People in California who are considering creating an estate plan or who have recently lost a family member may have heard the word “probate” and wondered what it means. This is a process that involves validating the will, if there is one, and taking care of the person’s estate, which could include distributing assets and paying taxes.

If there is a will, when it is validated by the court, the executor can begin the process of dealing with the estate. If there is no will, the court will appoint someone as representative to act in a similar manner. The first step is generally to locate all the assets and have them appraised. It is also necessary to locate any creditors and pay them from the estate. Taxes must also be filed and paid. Finally, assets are distributed to heirs as described in the will. If there is no will, the state determines how they are distributed.

Probate can be costly and time-consuming, and the expenses come out of the estate’s value. Not every estate has to go through probate, and some assets are not passed using a will; property that is passed by beneficiary designation, that is payable on death or that is in a trust does not.
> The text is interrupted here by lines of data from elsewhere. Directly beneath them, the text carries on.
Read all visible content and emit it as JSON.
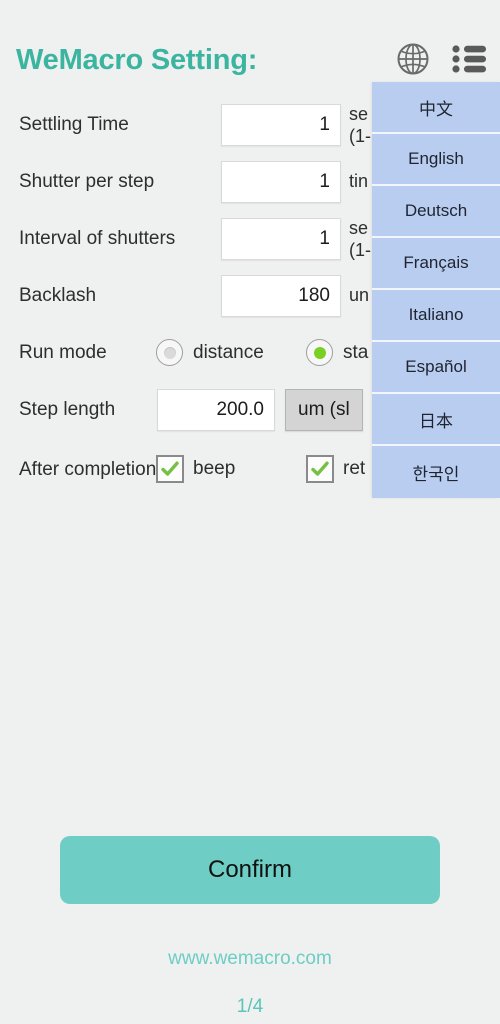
{
  "header": {
    "title": "WeMacro Setting:",
    "globe_icon": "globe-icon",
    "list_icon": "list-menu-icon",
    "accent_color": "#3bb4a0"
  },
  "form": {
    "rows": [
      {
        "label": "Settling Time",
        "value": "1",
        "unit": "se",
        "unit_line2": "(1-"
      },
      {
        "label": "Shutter per step",
        "value": "1",
        "unit": "tin",
        "unit_line2": ""
      },
      {
        "label": "Interval of shutters",
        "value": "1",
        "unit": "se",
        "unit_line2": "(1-"
      },
      {
        "label": "Backlash",
        "value": "180",
        "unit": "un",
        "unit_line2": ""
      }
    ],
    "run_mode": {
      "label": "Run mode",
      "options": [
        {
          "label": "distance",
          "selected": false
        },
        {
          "label": "sta",
          "selected": true
        }
      ],
      "selected_color": "#79cf22"
    },
    "step_length": {
      "label": "Step length",
      "value": "200.0",
      "unit_select": "um (sl"
    },
    "after_completion": {
      "label": "After completion",
      "options": [
        {
          "label": "beep",
          "checked": true
        },
        {
          "label": "ret",
          "checked": true
        }
      ],
      "check_color": "#76c043"
    }
  },
  "language_menu": {
    "items": [
      {
        "label": "中文"
      },
      {
        "label": "English"
      },
      {
        "label": "Deutsch"
      },
      {
        "label": "Français"
      },
      {
        "label": "Italiano"
      },
      {
        "label": "Español"
      },
      {
        "label": "日本"
      },
      {
        "label": "한국인"
      }
    ],
    "background_color": "#b8cdf0"
  },
  "footer": {
    "confirm_label": "Confirm",
    "confirm_color": "#6ecdc4",
    "website": "www.wemacro.com",
    "page_indicator": "1/4"
  }
}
Joint survivorship rights also allow property to pass directly to the beneficiary.

A person who has lost a loved one and who has been appointed as executor may want to hire an attorney to assist with paperwork and other elements of the probate process. An attorney may also assist if there is no will. In both cases, there could be family disputes over what happens to the person’s property although estate litigation might be more likely without a will to indicate the person’s wishes.